Dans un couloir étroit rempli de casiers et de panaches de marijuana et de fumée de cigarette, à A2Z Delancey, une petite galerie d'art éphémère du Lower East Side de Manhattan, quelque 150 amateurs d'art non masqués ont assisté à une ouverture jeudi soir dernier pour le premier groupe d'Anna Sorokin exposition en galerie.
En sirotant des bières, les téléspectateurs se sont assis sur des canapés, tandis que certains sont sortis pour pulvériser des graffitis sur un mur de la cour derrière l'espace. Un groupe de rock a joué pendant environ une demi-heure, les musiciens et les invités secouant furieusement la tête, les cheveux au vent et convulsant en tandem.
Pour les inconditionnels de la série Netflix "Inventing Anna", qui décrivait l'ascension fulgurante de la fausse héritière allemande dans la société de Manhattan - elle a escroqué des banques, volé un jet privé et sauté sur les factures d'hôtel dans un stratagème pour transformer la Fondation Anna Delvey, un membre- seul club d'arts sur Park Avenue South, dans une réalité - l'ouverture n'aurait pas pu être moins, eh bien, Anna.

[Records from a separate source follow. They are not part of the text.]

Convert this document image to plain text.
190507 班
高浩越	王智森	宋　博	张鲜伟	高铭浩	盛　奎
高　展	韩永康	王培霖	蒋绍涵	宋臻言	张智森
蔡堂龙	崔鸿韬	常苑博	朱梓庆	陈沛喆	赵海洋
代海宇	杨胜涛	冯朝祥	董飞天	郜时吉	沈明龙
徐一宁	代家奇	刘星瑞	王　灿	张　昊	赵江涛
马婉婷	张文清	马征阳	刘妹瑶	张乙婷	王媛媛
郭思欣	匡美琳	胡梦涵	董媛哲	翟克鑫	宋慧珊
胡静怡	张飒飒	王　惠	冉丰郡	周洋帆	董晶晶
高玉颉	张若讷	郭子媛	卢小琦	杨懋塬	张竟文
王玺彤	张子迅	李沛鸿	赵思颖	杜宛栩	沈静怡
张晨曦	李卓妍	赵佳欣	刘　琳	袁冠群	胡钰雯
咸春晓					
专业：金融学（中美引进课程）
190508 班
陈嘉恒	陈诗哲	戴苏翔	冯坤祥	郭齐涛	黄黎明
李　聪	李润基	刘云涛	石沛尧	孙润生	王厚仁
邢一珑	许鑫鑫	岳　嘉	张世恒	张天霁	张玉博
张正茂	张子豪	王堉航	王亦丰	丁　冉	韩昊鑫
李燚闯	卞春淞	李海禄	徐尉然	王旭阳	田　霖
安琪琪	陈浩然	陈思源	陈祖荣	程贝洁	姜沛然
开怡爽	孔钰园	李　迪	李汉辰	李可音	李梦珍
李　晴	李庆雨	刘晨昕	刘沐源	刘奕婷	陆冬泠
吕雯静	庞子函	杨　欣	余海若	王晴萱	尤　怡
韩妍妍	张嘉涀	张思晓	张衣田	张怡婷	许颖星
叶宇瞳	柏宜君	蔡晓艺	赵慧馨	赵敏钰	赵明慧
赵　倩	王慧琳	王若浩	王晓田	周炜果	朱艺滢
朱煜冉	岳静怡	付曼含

Bien sûr, ce n'est pas ainsi que Mme Sorokin (son vrai nom) a vu la scène : "J'ai aimé que ce soit graveleux", a déclaré Mme Sorokin, 31 ans, depuis sa cellule de l'établissement correctionnel du comté d'Orange à Goshen, NY, où elle est maintenant détenue par les autorités de l'immigration après avoir purgé sa peine de quatre ans pour sa condamnation à huit chefs d'accusation en 2019 pour crimes financiers.

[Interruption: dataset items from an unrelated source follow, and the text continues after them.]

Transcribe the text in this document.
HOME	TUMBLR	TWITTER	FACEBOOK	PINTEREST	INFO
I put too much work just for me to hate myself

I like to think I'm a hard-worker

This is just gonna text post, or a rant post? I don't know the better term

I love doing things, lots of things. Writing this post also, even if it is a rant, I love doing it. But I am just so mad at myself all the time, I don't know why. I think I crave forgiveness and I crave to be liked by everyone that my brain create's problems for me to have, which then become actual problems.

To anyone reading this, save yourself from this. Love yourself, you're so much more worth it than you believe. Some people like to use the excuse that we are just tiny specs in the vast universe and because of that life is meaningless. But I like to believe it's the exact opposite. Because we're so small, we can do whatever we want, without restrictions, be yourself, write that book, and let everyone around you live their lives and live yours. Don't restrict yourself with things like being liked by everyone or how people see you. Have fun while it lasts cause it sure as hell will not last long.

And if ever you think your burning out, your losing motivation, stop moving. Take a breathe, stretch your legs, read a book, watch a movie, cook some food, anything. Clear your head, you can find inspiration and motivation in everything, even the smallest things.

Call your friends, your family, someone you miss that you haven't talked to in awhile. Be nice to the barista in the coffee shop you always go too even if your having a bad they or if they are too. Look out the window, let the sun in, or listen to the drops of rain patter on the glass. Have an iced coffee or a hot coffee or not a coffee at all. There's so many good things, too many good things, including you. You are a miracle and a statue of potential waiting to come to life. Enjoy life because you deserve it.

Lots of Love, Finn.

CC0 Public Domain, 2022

"Cette représentation super glamour de moi dans la série Netflix n'est pas si précise", a-t-elle déclaré.
L'émission, intitulée "Free Anna Delvey", qui se termine le 27 mars, fait référence à son nom préféré et à sa détention actuelle pour avoir dépassé la durée de son visa. Il comprend les œuvres de 33 autres artistes inspirés par l'expérience de Mme Sorokin et se concentre sur cinq dessins au crayon et à l'acrylique d'Anna Delvey de 22 pouces sur 30 pou...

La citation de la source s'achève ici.